For a chemistry precursor, poison springs to mind immediately, but the suggestion of trick arrow isn't a bad one either. I can't think of anything particularly better unless you want to start getting creative, in which case Storm Summoning might be an option, with your alchemy causing 'weather reactions' or something. Like 'cloud seeding that works' or whatnot. -
I realize that correlation is not causation and that I haven't done a statistically significant number of tests or used any consistent testing methodology.
However, anecdotally. My night widow almost always gets the uncommon table. She has exactly 4 times gotten the very rare table, and exactly 11 gotten the rare table. Otherwise, she has almost always gotten the uncommon table. In fact for the first 3 days the trials were out, despite running them several hours a day, I didn't even know that the 'threads table' and the 'commons table' were different things. I'd never seen either.

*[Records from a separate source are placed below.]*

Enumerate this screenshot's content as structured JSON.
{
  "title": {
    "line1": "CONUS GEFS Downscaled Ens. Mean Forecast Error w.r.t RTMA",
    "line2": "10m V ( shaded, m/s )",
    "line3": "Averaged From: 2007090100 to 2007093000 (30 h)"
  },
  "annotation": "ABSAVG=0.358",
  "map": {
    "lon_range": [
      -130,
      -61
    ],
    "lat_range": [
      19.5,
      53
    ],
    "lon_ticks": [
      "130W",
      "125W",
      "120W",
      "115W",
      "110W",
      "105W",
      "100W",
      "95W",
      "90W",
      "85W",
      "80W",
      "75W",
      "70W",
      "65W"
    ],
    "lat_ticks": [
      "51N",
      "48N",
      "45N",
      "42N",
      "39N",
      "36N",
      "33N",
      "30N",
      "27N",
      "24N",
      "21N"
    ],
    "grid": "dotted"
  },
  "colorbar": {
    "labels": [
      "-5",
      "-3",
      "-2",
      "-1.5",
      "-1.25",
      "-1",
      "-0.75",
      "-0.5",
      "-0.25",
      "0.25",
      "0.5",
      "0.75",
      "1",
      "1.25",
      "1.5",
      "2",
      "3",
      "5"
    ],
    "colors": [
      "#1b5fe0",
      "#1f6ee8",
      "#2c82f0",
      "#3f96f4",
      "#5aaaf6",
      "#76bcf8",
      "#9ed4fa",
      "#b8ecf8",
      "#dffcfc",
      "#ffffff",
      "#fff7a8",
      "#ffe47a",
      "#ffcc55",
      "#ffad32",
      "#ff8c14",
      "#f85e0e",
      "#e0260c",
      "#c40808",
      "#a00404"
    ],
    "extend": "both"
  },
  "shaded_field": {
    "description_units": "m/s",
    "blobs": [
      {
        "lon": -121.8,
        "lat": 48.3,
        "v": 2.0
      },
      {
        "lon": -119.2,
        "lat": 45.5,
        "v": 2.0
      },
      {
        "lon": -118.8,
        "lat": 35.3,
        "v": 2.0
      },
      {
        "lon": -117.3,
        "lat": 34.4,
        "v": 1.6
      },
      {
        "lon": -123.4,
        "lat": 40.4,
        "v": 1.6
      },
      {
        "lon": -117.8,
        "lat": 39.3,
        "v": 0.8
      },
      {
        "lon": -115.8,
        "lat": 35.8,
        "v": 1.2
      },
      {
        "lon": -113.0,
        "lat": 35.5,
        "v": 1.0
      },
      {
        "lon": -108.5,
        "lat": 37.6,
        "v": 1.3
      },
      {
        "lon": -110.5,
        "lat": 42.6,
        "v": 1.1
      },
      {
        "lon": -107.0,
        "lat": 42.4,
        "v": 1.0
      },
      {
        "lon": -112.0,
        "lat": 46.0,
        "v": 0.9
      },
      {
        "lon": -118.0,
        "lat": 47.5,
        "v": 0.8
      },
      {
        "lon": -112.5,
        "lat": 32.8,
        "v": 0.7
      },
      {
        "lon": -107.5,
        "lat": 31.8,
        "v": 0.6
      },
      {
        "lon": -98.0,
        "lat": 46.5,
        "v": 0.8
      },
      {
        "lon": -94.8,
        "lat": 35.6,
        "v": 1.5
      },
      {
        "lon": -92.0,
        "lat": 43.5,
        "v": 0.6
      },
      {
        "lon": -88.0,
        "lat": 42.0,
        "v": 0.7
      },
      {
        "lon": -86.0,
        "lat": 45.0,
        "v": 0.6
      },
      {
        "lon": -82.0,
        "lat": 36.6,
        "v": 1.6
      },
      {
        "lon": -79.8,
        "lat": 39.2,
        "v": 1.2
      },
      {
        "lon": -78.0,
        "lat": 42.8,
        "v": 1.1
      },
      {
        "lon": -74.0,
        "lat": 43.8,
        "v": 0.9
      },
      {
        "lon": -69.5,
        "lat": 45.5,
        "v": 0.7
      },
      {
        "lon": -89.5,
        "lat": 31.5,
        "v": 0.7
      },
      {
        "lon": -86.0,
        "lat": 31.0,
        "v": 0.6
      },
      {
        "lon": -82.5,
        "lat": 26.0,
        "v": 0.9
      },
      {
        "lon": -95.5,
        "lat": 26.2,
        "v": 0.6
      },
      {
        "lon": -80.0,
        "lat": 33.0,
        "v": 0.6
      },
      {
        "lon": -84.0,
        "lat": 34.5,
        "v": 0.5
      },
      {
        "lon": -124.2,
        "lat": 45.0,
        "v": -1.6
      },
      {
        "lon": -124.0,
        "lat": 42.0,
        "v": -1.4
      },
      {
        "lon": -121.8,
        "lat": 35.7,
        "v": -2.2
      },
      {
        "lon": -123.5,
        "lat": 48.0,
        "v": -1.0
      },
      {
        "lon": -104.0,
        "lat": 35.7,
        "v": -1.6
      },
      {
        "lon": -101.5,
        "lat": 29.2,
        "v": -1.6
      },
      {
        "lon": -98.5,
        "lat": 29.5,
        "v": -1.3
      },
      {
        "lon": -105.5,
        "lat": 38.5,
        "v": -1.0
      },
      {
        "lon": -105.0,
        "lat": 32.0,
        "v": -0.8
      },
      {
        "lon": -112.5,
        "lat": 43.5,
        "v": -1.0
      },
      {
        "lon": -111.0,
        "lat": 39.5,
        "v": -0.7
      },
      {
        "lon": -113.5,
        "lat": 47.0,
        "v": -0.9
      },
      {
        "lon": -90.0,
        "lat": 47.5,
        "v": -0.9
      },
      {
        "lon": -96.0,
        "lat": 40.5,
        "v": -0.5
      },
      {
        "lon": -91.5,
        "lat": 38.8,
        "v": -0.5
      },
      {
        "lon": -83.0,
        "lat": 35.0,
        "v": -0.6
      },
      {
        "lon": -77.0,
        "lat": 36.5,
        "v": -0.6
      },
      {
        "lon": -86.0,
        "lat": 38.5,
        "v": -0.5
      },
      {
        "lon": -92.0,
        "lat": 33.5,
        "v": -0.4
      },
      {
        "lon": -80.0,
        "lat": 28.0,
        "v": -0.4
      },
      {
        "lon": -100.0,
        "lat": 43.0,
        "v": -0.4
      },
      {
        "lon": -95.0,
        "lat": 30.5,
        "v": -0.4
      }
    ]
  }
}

When I do get commons or threads, it has always been when I was leading and providing instructions and direction to the team. I have never gotten above an uncommon while leading and directing my team. It may be that because widows are a very high-speed attacking AT, my frequent attack use when I'm not typing much provides very high 'participation' and my less frequent attacking when chatting doesn't. Maybe 'participation' is graded by ATs, or by powersets. But then that'd punish people with fast animating powers for leading or talking, and not people with slow animating powers. Which is unfair. But then, people with slow animating powers don't get to attack as often even if they want to. So that's another type of unfair.
Most issues and concepts I can see going into the participation system are similar - no matter how you 'grade' it or judge it, it's going to have bias, and it's going to blindly follow that bias because it's an algorithm, not a human being. That bias is going to be projected onto the devs, in turn, because it's representing their ideas to us, the players. The devs, via this game mechanic, are judging our behavior and performance in the trials and giving us a grade at the end. A for very-rare, B for rare, C for uncommon, D for common, and F for threads.

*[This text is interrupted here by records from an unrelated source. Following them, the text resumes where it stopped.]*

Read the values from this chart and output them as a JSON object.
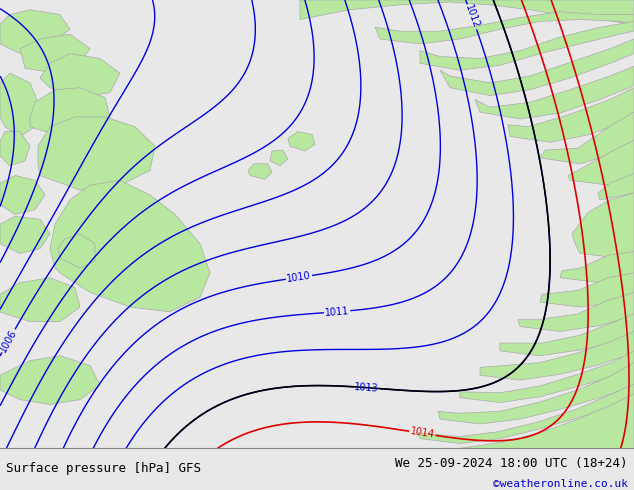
{
  "title_left": "Surface pressure [hPa] GFS",
  "title_right": "We 25-09-2024 18:00 UTC (18+24)",
  "credit": "©weatheronline.co.uk",
  "bg_ocean": "#d8d8d8",
  "bg_land": "#b8e8a0",
  "coast_color": "#aaaaaa",
  "contour_color_blue": "#0000dd",
  "contour_color_black": "#000000",
  "contour_color_red": "#dd0000",
  "text_color_black": "#000000",
  "text_color_blue": "#0000cc",
  "bottom_bar_color": "#e8e8e8",
  "font_size_bottom": 9,
  "font_size_labels": 7,
  "figsize": [
    6.34,
    4.9
  ],
  "dpi": 100
}
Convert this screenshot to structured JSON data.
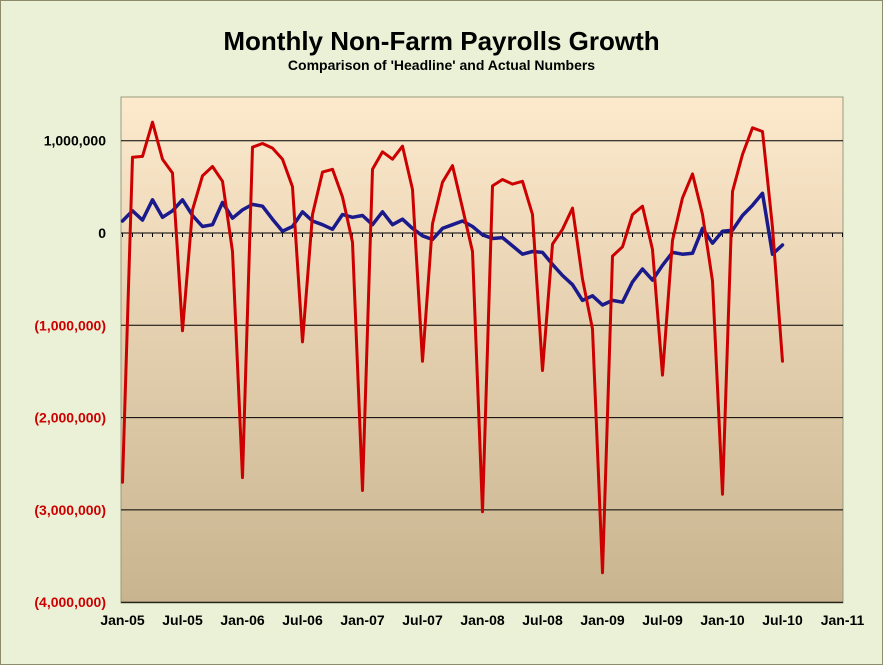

People who are getting D's and F's are, in my experience, increasingly deciding to drop out of 'how the devs think they should play school.'
The bottom line to me is that the system simply by existing has a very strong appearance of being unfair and judgemental, and ought to be scrapped. However complicated it's made, it'll never be more fair and balanced than rewarding people for completion with a random reward table selection, and rewarding people for skilled completion with 'more things to buy with astral merits that you get extra of for achieving badge goals.'
Double-edit: Let the players police themselves for leechers. Under a random + astrals rewarding scheme the only way to leech is to obviously sandbag by door-sitting, laying dead, staying in the hospital, and so on. This is much easier to spot in play than 'participation gaming' which has to be done actively, but via activities that either contribute only tangentially to team success, or run counter to team success (generally the latter, such as allowing prisoner escapes, or simply being play that puts other teammates at risk).
Also, I've habitually run the BAF as a master trial for several days. I saw no correlation with master BAF success and improved rewards. I almost always got uncommons still, and when I was leading I would sometimes get commons or threads.